While the safety of workers is a policy issue, there is no discounting the fact that it is also a fundamental human right issue which should be looked at and enforced from a moral and political perspective. The Nigerian Mining and Mineral Act provides that mining employers provide employees with proper gears, such as protective boots, hard gloves, helmets for the heads, cover alls, protective goggles, among several others and yet the ministry is not sufficiently empowered to enforce implementation of this rights to mine workers.
As a result very few companies adhere to this rules and most often workers are exposed to very difficult and dangerous working conditions. In fact companies are often not held liable when workers, as a result of their carelessness, fall victim to some of these hazards. Illiteracy also has its roles in this in that sometimes workers are provided with the necessary kit up but fail to use them. It is not until they are hurt that they remember they have them. The situation is also worsened by the lack of policies to protect Nigerian workers in the work place. As such, many foreign companies take advantage of the weak policy environment to take advantage of citizens, exposing them to various challenges.
The fact that the mining sector is over-run by informal, and in some cases illegal miners, make it almost impossible to demand for the adherance to proper kitting and due process in mines, coupled with the near absence of government policies to protect workers in mines and Nigerian as a whole. A quarry mine worker in Abuja with a Chinese Mining Company, Mallam Rabo Mahmud (not real name), said that his employers are only concerned with the profit and do not care about what happens to their employees on site.
“They gave us gears in 2012 and right now mine are all bad.

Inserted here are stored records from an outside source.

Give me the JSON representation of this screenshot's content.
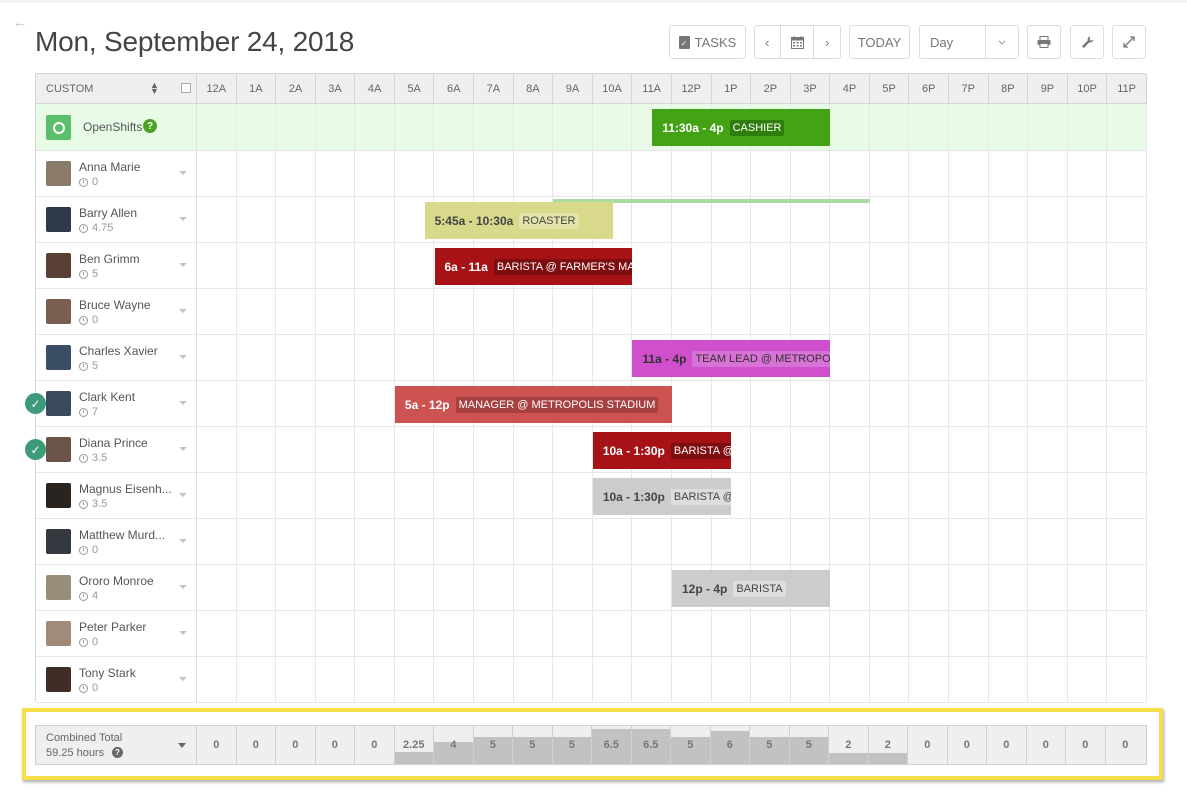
{
  "header": {
    "back_icon": "arrow-left-icon",
    "title": "Mon, September 24, 2018"
  },
  "toolbar": {
    "tasks_label": "TASKS",
    "prev_icon": "chevron-left-icon",
    "calendar_icon": "calendar-icon",
    "next_icon": "chevron-right-icon",
    "today_label": "TODAY",
    "view_select_value": "Day",
    "print_icon": "print-icon",
    "settings_icon": "wrench-icon",
    "fullscreen_icon": "expand-icon"
  },
  "grid": {
    "sort_label": "CUSTOM",
    "hours": [
      "12A",
      "1A",
      "2A",
      "3A",
      "4A",
      "5A",
      "6A",
      "7A",
      "8A",
      "9A",
      "10A",
      "11A",
      "12P",
      "1P",
      "2P",
      "3P",
      "4P",
      "5P",
      "6P",
      "7P",
      "8P",
      "9P",
      "10P",
      "11P"
    ],
    "open_shifts": {
      "label": "OpenShifts",
      "shifts": [
        {
          "start": 11.5,
          "end": 16,
          "time": "11:30a - 4p",
          "position": "CASHIER",
          "color": "#44a315",
          "text_color": "#ffffff",
          "tag_bg": "#2f7d0c"
        }
      ]
    },
    "employees": [
      {
        "name": "Anna Marie",
        "hours": "0",
        "checked": false,
        "avatar_color": "#8a7a6a",
        "shifts": []
      },
      {
        "name": "Barry Allen",
        "hours": "4.75",
        "checked": false,
        "avatar_color": "#2d3a4a",
        "shifts": [
          {
            "start": 5.75,
            "end": 10.5,
            "time": "5:45a - 10:30a",
            "position": "ROASTER",
            "color": "#d9d98b",
            "text_color": "#444444",
            "tag_bg": "#e4e4a8"
          }
        ],
        "availability": {
          "start": 9,
          "end": 17,
          "color": "#a8dca0"
        }
      },
      {
        "name": "Ben Grimm",
        "hours": "5",
        "checked": false,
        "avatar_color": "#5a3f35",
        "shifts": [
          {
            "start": 6,
            "end": 11,
            "time": "6a - 11a",
            "position": "BARISTA @ FARMER'S MAI",
            "color": "#a71216",
            "text_color": "#ffffff",
            "tag_bg": "#7e0d10"
          }
        ]
      },
      {
        "name": "Bruce Wayne",
        "hours": "0",
        "checked": false,
        "avatar_color": "#7a5e52",
        "shifts": []
      },
      {
        "name": "Charles Xavier",
        "hours": "5",
        "checked": false,
        "avatar_color": "#3c4d66",
        "shifts": [
          {
            "start": 11,
            "end": 16,
            "time": "11a - 4p",
            "position": "TEAM LEAD @ METROPOL",
            "color": "#cf4fcc",
            "text_color": "#333333",
            "tag_bg": "#d972d6"
          }
        ]
      },
      {
        "name": "Clark Kent",
        "hours": "7",
        "checked": true,
        "avatar_color": "#3a4a5a",
        "shifts": [
          {
            "start": 5,
            "end": 12,
            "time": "5a - 12p",
            "position": "MANAGER @ METROPOLIS STADIUM",
            "color": "#cd5353",
            "text_color": "#ffffff",
            "tag_bg": "#a94040"
          }
        ]
      },
      {
        "name": "Diana Prince",
        "hours": "3.5",
        "checked": true,
        "avatar_color": "#6a5548",
        "shifts": [
          {
            "start": 10,
            "end": 13.5,
            "time": "10a - 1:30p",
            "position": "BARISTA @",
            "color": "#a71216",
            "text_color": "#ffffff",
            "tag_bg": "#7e0d10"
          }
        ]
      },
      {
        "name": "Magnus Eisenh...",
        "hours": "3.5",
        "checked": false,
        "avatar_color": "#2a2420",
        "shifts": [
          {
            "start": 10,
            "end": 13.5,
            "time": "10a - 1:30p",
            "position": "BARISTA @",
            "color": "#cccccc",
            "text_color": "#444444",
            "tag_bg": "#dddddd"
          }
        ]
      },
      {
        "name": "Matthew Murd...",
        "hours": "0",
        "checked": false,
        "avatar_color": "#34393f",
        "shifts": []
      },
      {
        "name": "Ororo Monroe",
        "hours": "4",
        "checked": false,
        "avatar_color": "#9a8c7a",
        "shifts": [
          {
            "start": 12,
            "end": 16,
            "time": "12p - 4p",
            "position": "BARISTA",
            "color": "#cccccc",
            "text_color": "#444444",
            "tag_bg": "#dddddd"
          }
        ]
      },
      {
        "name": "Peter Parker",
        "hours": "0",
        "checked": false,
        "avatar_color": "#a08a78",
        "shifts": []
      },
      {
        "name": "Tony Stark",
        "hours": "0",
        "checked": false,
        "avatar_color": "#3e2e26",
        "shifts": []
      }
    ]
  },
  "footer": {
    "label": "Combined Total",
    "total": "59.25 hours",
    "help_icon": "question-circle-icon",
    "max_value": 7,
    "values": [
      0,
      0,
      0,
      0,
      0,
      2.25,
      4,
      5,
      5,
      5,
      6.5,
      6.5,
      5,
      6,
      5,
      5,
      2,
      2,
      0,
      0,
      0,
      0,
      0,
      0
    ],
    "labels": [
      "0",
      "0",
      "0",
      "0",
      "0",
      "2.25",
      "4",
      "5",
      "5",
      "5",
      "6.5",
      "6.5",
      "5",
      "6",
      "5",
      "5",
      "2",
      "2",
      "0",
      "0",
      "0",
      "0",
      "0",
      "0"
    ]
  }
}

I have applied for another set but they have not provided them and there is nothing I can do about it. Whether they provide the kits or not I have to work and meet my quota or risk losing my job and there are no jobs lying around to be picked up,” he said.
True as that is, one may also argue that there are no spare eyes, legs or body parts lying around to be picked. So it is necessary that workers demand proper kits to protect themselves from the various hazards they could be exposed to. This little or no existing laws is what has led to the call for the Labour Safety, Health Welfare Bill which seeks to protect Nigerian workers from hazards associated with their jobs. It also provides that employers who are in breach of relevant sections of law will be liable to not less than one year imprisonment or to a fine not less than N500,000.
The Senate had on September 27, 2012, passed a bill seeking to cater for the safety, health and welfare of Nigerian workers which would compel employers to pay a fine of N5 million or face three years imprisonment for any person killed or who suffers severe injury resulting from a contravention by the employer.
Speaking with journalists during the Sustainable Academy/Home School#5, with the theme “Health and the Extractive Sector Worker,” an intellectual and labour/health activist, Comrade Baba Aye, said, “The safety and health of workers was focal to central growth and development as the consequences of extractive activities infringed on the health and economy of the nation which was losing more than it was gaining as a result of the loss to lives.”
It goes without saying that the nation is losing far more than it is gaining as a result of the attendant hazards to unprotected workers.